Ask Toronto FC fans, and they probably wouldn’t care who scored the goals and delivered the big moments that have gotten the team to this point. But it does make the run extra special that a couple of hometown boys have been front and centre.
Should Toronto win tomorrow, Osorio is the frontrunner to win player of the competition. He leads all players in scoring with four goals, already double what he produced all of last season.
More than that, he has used this tournament to firmly establish his reputation as a big game player. Osorio delivered what looks to be a career-altering performance in Toronto’s 2-0 MLS Cup win over the Seattle Sounders and has been riding that confidence wave ever since.
Toronto FC has found an even less likely hero, however, in Ashtone Morgan. Injuries and acquisitions had put the 27-year-old fullback on the very fringes of the club’s roster. Morgan had only started three games since 2015.
After an injury to Justin Morrow in the CCL quarter-finals, Morgan has started three straight games. In that time he scored a massive goal to put Toronto FC up 3-1 against Club America, it was a deficit too big for the Mexican club to overcome.
During that time Jozy Altidore also delivered this telling quote when I asked him about what Morgan means to the club.
“From the day I got here it was more important to get the approval of [Morgan] and [Osorio] and the Toronto boys than anybody else because they’ve been here from the start,” said Altidore. “To see him play today, every time Ash is on the field I want to play well for him because he means a lot to this city and he means a lot of each one of us.”

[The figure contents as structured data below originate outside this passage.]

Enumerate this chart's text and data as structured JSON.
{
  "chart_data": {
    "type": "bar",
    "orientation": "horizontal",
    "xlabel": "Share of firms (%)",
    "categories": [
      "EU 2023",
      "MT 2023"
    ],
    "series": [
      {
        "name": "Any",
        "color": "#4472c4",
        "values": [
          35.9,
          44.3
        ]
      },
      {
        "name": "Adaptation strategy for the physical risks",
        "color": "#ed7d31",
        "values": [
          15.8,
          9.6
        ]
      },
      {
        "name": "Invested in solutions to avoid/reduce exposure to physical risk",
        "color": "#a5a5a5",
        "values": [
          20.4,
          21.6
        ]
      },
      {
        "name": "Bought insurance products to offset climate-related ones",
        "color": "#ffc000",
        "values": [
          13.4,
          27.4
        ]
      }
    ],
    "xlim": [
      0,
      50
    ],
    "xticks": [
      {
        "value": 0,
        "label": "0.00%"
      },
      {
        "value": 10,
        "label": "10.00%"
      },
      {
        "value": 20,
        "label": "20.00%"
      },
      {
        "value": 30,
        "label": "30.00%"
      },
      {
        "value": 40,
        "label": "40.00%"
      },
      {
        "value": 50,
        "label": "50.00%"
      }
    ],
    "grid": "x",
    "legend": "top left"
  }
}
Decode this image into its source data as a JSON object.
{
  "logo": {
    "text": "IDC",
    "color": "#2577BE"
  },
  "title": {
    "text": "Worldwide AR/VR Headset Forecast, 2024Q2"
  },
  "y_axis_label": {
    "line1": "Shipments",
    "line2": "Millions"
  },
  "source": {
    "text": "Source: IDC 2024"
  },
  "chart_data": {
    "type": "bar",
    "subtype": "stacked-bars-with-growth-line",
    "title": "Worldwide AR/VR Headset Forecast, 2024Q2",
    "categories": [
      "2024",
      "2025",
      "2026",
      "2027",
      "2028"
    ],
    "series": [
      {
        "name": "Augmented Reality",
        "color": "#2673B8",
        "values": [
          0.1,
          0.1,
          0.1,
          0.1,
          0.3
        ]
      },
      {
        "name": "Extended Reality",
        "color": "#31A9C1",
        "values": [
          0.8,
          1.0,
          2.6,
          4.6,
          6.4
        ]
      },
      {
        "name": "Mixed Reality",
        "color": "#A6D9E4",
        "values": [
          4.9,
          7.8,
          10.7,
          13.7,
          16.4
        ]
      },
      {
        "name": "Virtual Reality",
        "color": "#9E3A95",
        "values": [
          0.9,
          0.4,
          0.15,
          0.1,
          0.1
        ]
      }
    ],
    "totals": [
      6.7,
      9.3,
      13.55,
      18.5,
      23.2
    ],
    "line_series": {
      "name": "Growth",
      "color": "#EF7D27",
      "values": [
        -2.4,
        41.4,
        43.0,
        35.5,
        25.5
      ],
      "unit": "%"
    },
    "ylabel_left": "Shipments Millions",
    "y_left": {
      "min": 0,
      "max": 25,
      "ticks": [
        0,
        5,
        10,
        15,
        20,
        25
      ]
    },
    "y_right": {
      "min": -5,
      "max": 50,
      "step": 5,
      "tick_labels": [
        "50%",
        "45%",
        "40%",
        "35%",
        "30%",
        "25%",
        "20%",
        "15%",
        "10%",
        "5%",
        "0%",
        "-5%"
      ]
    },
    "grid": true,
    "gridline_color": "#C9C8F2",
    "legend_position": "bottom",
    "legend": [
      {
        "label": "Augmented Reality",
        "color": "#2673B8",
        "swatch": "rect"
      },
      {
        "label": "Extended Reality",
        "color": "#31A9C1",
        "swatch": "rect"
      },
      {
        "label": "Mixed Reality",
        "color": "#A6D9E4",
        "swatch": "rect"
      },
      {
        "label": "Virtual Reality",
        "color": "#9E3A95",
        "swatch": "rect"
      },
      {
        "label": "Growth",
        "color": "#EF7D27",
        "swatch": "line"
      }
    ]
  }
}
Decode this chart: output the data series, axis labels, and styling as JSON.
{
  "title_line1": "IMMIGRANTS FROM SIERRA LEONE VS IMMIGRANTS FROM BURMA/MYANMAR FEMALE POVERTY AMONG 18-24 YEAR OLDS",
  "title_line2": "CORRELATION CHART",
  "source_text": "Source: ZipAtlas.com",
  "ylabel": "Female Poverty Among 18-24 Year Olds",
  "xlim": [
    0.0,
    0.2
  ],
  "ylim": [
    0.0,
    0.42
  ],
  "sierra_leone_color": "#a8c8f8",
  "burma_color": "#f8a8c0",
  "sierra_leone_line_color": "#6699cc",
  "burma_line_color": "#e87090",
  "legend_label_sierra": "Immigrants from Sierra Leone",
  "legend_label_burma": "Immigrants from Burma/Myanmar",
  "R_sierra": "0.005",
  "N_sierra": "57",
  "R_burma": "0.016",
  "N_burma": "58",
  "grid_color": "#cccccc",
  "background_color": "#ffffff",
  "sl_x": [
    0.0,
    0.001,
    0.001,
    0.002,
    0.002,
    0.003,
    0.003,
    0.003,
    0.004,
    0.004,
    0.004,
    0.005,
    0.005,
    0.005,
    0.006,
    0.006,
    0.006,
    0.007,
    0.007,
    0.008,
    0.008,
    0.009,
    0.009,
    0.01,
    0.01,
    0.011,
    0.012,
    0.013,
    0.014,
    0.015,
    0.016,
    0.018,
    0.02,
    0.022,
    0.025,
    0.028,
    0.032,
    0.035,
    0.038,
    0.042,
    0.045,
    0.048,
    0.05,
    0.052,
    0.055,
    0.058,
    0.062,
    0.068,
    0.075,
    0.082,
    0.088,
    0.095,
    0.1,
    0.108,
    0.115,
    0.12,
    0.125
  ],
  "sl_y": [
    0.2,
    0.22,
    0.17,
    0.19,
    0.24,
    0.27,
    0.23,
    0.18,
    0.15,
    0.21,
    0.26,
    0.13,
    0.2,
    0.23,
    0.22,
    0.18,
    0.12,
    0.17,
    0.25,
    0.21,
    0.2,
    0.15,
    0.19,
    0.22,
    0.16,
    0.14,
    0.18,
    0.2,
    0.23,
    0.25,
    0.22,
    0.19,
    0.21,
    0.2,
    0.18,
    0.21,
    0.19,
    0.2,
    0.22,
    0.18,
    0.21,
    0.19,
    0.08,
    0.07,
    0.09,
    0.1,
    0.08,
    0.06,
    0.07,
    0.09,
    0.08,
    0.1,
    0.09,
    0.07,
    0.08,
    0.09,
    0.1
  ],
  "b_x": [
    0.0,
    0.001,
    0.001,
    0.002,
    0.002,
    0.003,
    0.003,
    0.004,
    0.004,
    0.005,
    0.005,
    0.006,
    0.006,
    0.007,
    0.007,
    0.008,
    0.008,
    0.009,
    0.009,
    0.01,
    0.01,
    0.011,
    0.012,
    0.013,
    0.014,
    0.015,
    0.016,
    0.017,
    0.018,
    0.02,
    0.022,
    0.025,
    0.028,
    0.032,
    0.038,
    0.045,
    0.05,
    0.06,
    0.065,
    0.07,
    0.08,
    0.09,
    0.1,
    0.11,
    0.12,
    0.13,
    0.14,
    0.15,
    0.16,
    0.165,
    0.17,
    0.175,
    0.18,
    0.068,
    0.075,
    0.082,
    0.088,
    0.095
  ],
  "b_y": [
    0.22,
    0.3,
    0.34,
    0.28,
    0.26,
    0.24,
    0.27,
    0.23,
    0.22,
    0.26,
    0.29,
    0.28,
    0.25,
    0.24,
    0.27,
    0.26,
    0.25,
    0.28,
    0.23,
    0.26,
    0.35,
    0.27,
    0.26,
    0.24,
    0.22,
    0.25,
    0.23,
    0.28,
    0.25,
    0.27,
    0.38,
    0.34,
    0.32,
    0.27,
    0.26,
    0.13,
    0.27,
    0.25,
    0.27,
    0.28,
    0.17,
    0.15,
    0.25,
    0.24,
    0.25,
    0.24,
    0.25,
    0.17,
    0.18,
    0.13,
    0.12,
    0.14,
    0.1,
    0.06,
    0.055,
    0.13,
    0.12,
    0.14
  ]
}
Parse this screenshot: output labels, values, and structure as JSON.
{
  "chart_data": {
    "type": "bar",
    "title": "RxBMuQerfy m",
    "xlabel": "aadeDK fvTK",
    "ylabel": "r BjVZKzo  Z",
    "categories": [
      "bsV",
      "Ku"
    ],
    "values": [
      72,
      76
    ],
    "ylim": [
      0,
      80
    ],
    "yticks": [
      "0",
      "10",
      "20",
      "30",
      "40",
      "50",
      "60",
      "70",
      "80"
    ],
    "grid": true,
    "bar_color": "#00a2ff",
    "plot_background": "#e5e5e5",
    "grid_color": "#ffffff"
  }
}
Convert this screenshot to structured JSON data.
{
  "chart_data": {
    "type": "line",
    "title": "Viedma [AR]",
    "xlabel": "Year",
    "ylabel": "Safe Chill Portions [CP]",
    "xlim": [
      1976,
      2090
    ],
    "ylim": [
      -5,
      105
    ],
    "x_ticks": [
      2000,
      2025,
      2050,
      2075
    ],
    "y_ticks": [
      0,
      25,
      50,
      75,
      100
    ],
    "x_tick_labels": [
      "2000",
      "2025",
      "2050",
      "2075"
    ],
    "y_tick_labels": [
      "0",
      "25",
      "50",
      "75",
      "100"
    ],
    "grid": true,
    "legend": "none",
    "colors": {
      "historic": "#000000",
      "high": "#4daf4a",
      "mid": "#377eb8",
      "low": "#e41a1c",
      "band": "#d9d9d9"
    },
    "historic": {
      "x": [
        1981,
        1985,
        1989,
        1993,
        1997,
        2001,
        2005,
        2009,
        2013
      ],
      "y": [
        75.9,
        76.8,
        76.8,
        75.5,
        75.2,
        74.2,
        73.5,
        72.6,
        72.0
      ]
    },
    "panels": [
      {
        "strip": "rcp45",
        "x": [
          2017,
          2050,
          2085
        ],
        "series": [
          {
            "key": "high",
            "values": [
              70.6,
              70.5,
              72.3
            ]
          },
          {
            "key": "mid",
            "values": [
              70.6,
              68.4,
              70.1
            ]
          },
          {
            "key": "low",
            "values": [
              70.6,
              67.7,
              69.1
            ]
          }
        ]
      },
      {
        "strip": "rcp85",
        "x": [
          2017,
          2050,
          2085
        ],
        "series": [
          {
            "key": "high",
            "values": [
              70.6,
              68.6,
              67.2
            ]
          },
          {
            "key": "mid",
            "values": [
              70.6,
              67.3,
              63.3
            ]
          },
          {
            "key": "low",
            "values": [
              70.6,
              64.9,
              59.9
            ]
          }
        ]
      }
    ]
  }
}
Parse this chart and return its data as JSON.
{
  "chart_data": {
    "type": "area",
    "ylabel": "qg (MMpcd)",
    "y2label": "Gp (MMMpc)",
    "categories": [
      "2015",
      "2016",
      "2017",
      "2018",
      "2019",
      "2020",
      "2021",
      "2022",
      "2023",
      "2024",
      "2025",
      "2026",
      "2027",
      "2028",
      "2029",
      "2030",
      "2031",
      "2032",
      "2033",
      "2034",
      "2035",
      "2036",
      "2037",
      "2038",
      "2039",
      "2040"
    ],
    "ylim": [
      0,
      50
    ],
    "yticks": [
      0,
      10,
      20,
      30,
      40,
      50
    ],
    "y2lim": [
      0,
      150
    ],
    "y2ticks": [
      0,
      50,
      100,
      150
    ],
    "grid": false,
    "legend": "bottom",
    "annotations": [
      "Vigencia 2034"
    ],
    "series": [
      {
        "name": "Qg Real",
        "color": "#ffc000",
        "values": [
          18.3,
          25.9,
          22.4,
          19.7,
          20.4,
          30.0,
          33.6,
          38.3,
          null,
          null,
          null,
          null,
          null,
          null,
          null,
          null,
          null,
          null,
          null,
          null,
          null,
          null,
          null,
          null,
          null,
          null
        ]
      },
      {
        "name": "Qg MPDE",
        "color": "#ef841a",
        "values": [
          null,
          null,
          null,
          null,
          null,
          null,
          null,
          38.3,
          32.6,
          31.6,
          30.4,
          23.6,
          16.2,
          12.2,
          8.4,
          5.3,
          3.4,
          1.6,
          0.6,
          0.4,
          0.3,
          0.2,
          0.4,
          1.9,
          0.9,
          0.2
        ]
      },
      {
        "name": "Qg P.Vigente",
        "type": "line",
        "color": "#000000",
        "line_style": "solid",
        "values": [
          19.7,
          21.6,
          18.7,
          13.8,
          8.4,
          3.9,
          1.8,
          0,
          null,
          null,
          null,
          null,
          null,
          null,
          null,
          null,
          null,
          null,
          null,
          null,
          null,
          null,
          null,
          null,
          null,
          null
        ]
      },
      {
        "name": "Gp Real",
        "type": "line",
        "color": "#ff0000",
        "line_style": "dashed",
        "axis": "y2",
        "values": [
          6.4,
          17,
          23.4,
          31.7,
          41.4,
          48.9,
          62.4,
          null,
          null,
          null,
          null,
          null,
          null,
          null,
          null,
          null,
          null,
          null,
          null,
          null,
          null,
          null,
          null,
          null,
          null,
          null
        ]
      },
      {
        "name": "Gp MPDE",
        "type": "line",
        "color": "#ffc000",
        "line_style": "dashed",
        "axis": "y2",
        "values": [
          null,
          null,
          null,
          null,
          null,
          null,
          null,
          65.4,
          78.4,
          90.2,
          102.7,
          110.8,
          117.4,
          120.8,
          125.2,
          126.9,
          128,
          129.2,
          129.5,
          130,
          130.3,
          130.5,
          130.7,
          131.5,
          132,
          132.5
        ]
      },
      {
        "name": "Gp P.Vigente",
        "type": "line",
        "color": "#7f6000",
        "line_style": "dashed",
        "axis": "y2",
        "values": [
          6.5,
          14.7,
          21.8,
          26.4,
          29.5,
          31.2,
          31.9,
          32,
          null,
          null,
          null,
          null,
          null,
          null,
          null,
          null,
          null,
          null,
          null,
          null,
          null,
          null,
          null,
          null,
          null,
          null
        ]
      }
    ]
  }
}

More than anybody else on the team, Osorio and Morgan understand the trajectory of this club and what it has taken to get to this point. Osorio has pulled on the shirt more than any other player in Toronto FC history, while Morgan has worn it for the longest.
They’ve both gotten to this point because of perseverance and hard work. Morgan fought through injury after injury, new acquisition after new acquisition to find his way back onto the field. Osorio, meanwhile, played the least amount of minutes of his career last season, dropped down the depth chart, but found a way to start the most important game of the year.
“[There was] some really tough times when I felt I deserved more,” Osorio said after winning the MLS Cup. “A big virtue I learned a lot this year is patience.”
Those are the kinds of role-models can make a difference. Guys who young Torontonians themselves, male and female, can look up to and one day hope to follow in their footsteps. People who grew up in the same neighbourhoods and play on the same pitches that these two have long called home.
On the biggest stage, and with so many eyes on the club, that matters. It adds just a little bit more significance to everything Toronto has been able to accomplish.